Passing instructions= overrides the default entirely — you get exactly the string you
supply, nothing is appended:
agent = Agent(
model="claude-sonnet-4-6",
instructions="You are a terse SQL assistant. Answer only with the query.",
)
The connector catalog is not part of the system prompt, so a custom instructions= string
does not lose access to connectors — they are advertised separately each turn.
Guardrails¶
guardrails= takes an AgentGuardrails (a Pydantic model) that bounds a single run with safety
limits and timeouts. Omit it and every field uses its default:
from parsimony_agents.agent.config import AgentGuardrails
agent = Agent(
model="claude-sonnet-4-6",
guardrails=AgentGuardrails(max_iterations=20, max_execution_time_s=600.0),
)
AgentGuardrails (importable from parsimony_agents.agent.config) has these fields and
defaults:
| Field | Default | What it limits |
|---|---|---|
max_iterations |
50 |
Maximum loop iterations (LLM call + tool execution cycles) before the run stops. |
max_execution_time_s |
300.0 |
Wall-clock budget for the whole run, in seconds. |
llm_timeout_s |
60.0 |
Per-LLM-call request timeout, in seconds. |
llm_max_retries |
3 |
Maximum retries for a failing LLM call. |
tool_timeout_s |
600.0 |
Per-tool-call timeout cap, in seconds (also caps dry_execute_code's timeout_seconds). |
stall_threshold_s |
30.0 |
Phase-boundary stall detector: fires after this many seconds of silence between yielded events. |
stream_heartbeat_s |
20.0 |
Streaming heartbeat: max seconds of silence between LLM stream chunks before the call is treated as a transient failure. |
loop_soft_threshold |
2 |
Repeats of the same tool-call signature that trigger the soft (logged-only) loop warning. |
loop_hard_threshold |
6 |
Repeats that trigger the hard loop_detected failure. |
tool_timeout_s is the global cap for any single tool call.

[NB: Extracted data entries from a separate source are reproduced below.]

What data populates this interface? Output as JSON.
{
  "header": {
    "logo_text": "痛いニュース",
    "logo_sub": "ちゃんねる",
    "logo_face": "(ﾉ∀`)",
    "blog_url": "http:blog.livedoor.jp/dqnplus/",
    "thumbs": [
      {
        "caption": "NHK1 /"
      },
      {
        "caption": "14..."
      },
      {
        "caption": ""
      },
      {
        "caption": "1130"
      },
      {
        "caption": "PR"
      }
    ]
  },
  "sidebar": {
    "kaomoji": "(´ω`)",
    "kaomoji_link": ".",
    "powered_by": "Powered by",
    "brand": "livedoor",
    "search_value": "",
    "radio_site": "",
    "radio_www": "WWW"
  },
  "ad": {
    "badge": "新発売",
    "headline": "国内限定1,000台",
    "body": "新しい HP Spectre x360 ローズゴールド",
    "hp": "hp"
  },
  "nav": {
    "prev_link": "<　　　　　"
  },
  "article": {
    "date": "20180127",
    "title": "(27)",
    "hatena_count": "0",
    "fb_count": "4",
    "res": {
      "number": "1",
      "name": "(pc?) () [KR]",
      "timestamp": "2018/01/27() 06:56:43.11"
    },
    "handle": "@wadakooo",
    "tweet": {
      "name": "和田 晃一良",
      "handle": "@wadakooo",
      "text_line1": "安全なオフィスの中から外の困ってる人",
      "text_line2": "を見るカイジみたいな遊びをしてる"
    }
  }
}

For dry_execute_code, the per-call
timeout_seconds argument is honoured but clamped to this cap, so it can never run longer than
tool_timeout_s. For how the loop reacts when one of these limits trips, see
Failure handling & recovery.
session_id and multi-turn carryover¶
session_id= names the conversation session. If you omit it, the agent generates a random UUID:
The session id keys session-scoped services — the file store and the vector/keyword stores used
for retrieval — so the same id reuses them across turns. To carry the conversation forward
across turns, pass the AgentContext from one result into the next call's ctx= argument. The
final context is returned on AgentResult.context:
import asyncio
from parsimony_agents import Agent
async def main() -> None:
agent = Agent(model="claude-sonnet-4-6", session_id="my-session")
first = await agent.ask("Fetch Q1 sales")
print(first.text)
# Reuse the prior context to preserve the full transcript.
second = await agent.ask("Now compare to Q2", ctx=first.context)
print(second.text)
if __name__ == "__main__":
asyncio.run(main())
Passing ctx= preserves the message history so the second turn sees everything from the first.
The same applies to the streaming API — pass ctx= to Agent.run and consume the events with
async for. For the full pattern, see Multi-turn conversations; to
pause for user input and continue later, see Suspend and resume.